The other highlight of our stay in Arequipa was doing a Colca Canyon “trek.” I say “trek” because it was basically glamping, and it was awesome. After a few recent crappy albeit ultra cheap tours, we splurged and did a more expensive but highly recommended two day hiking/biking/bus tour. The best part of our tour was our amazing (English-speaking!) guide. Vesper even started taking notes so we could share some of the more interesting things we learned:

  • Vicuñas are an undomesticated animal similar to llamas and alpacas, and we saw several when we visited the national preserve. Their wool is very expensive (something like $500/kg or $3,000 for a jacket), and every two years there is a Chaccu festival to catch and shear them. Hundreds of locals will help to round up the animals. Once one is caught, three people will hold the animal while another shears it. They use special shears to do the job quickly as they only have two minutes to complete the task, otherwise the stress can kill the animal. Check out the amazing pictures on this website for more detail.
  • Llamas were domesticated by the Incas, can hold up to 70 kg, and can walk all day for three months straight even in high altitudes.
  • Viscacha is an animal that looks like a rabbit with a long tail and is related to the chinchilla family.
  • Yareta looks like a green rock, but is actually a plant that only grows at high altitudes. It grows very slowly and can live for thousands of years, but it is now endangered because the locals use it for firewood. The plant stays warm at night by trapping heat from the sun, and so some animals like vicuñas will sleep on it.
  • Cochineal is a parasite that can be found on the “tuna” or “prickly pear” cactus (Opuntia). When squished, the insect’s guts/blood produce a red dye called carmine, which has been used for hundreds of years to dye textiles and in more recent years for makeup.
Our guide demonstrated by squashing one in his hand.
  • Andean Condors are related to vultures.
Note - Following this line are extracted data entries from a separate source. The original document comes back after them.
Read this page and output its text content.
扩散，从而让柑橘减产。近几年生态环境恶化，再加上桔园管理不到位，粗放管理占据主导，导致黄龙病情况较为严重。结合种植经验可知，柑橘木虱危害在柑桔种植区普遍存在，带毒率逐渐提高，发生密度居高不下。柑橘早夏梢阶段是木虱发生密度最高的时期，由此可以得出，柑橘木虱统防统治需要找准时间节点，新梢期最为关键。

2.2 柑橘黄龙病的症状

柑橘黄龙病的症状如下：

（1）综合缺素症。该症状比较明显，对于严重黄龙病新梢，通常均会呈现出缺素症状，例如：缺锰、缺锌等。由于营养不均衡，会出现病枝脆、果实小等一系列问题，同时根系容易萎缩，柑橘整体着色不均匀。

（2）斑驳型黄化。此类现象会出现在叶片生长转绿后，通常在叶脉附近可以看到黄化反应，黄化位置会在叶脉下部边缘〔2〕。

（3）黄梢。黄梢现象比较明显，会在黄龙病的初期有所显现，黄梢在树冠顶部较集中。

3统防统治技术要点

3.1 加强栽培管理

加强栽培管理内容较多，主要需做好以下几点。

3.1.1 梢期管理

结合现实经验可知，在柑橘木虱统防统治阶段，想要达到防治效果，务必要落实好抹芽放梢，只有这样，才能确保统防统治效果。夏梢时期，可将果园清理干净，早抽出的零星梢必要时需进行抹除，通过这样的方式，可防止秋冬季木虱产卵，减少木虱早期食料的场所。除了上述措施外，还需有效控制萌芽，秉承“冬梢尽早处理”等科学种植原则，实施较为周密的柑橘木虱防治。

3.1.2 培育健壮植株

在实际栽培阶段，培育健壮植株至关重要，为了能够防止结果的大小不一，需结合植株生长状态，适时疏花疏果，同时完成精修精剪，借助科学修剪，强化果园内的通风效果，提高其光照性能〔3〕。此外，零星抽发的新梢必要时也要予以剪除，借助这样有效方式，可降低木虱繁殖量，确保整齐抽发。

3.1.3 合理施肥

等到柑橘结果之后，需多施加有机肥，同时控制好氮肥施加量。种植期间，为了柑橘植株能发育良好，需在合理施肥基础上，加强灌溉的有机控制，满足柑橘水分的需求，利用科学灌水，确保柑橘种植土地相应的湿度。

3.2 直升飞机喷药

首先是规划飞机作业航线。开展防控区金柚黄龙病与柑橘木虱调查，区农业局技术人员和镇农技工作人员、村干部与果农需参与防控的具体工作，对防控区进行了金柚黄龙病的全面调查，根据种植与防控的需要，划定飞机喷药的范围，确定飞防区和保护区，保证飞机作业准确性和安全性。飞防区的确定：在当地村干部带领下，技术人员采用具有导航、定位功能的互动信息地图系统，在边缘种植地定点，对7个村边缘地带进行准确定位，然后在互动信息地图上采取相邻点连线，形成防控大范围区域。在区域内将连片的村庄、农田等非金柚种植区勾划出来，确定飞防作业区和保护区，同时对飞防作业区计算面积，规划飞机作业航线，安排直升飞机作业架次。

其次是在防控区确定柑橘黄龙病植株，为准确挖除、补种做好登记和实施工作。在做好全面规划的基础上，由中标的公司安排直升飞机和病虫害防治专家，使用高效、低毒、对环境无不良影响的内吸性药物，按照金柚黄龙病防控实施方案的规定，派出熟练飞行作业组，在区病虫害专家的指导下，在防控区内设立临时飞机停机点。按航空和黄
They are super ugly scavengers and one of the biggest birds alive! They have about a three meter wingspan and live up to 100 years in captivity. It’s unknown how long they live in the wild, but ask a local and they will tell you these birds live forever. Unlike most other birds, the Andean Condor can fly above 8,000 meters.
  • Some tribes used to perform cranial deformation to show respect for their regional mountain god. They would do this with infants while the skull was still soft. They would deform their head to look similar to the shape of the mountain; for example, if the mountain was pointy on top they would bind wood around the sides of the head, and if it was flat on top they would bind wood on top of the head and under the chin.
  • Wititi means love dance or sex dance. According to our guide, small towns in the Colca Valley have festivals where a boy will ask a girl to dance, and if she accepts they are supposed to dance for five days and get married two weeks later - which supposedly resulted in some 2,000 people getting married after the last festival. You can read more about the tradition on UNESCO’s website.

In addition to the fun facts we learned, we also saw some amazing scenery. One of our mini hikes was to a place that basically looked like the Peruvian version of the hoodoos at Bryce Canyon. Throughout our journey into the Colca Valley, we saw numerous Andinas (agricultural terraces in Peru), beautiful green landscapes, and snow-topped peaks. We spent the night in a tiny town at a picturesque lodge, with huge windows overlooking the valley. On the second day of the trek, we did a beautiful bike ride into the canyon, stopping along the way to look for condors, and wrapped up with a quick stop to some local hot springs. It ended up being far less physically demanding than we had expected, but it was a nice side trip to wrap up our time in Arequipa.

Flamingos in the national preserve.
Volcanic rock formations.
Rain coming in over the volcanoes.
Andinas, or agricultural terracing, found in Peru.
The view from Cruz del Condor, the famous lookout point to see condors.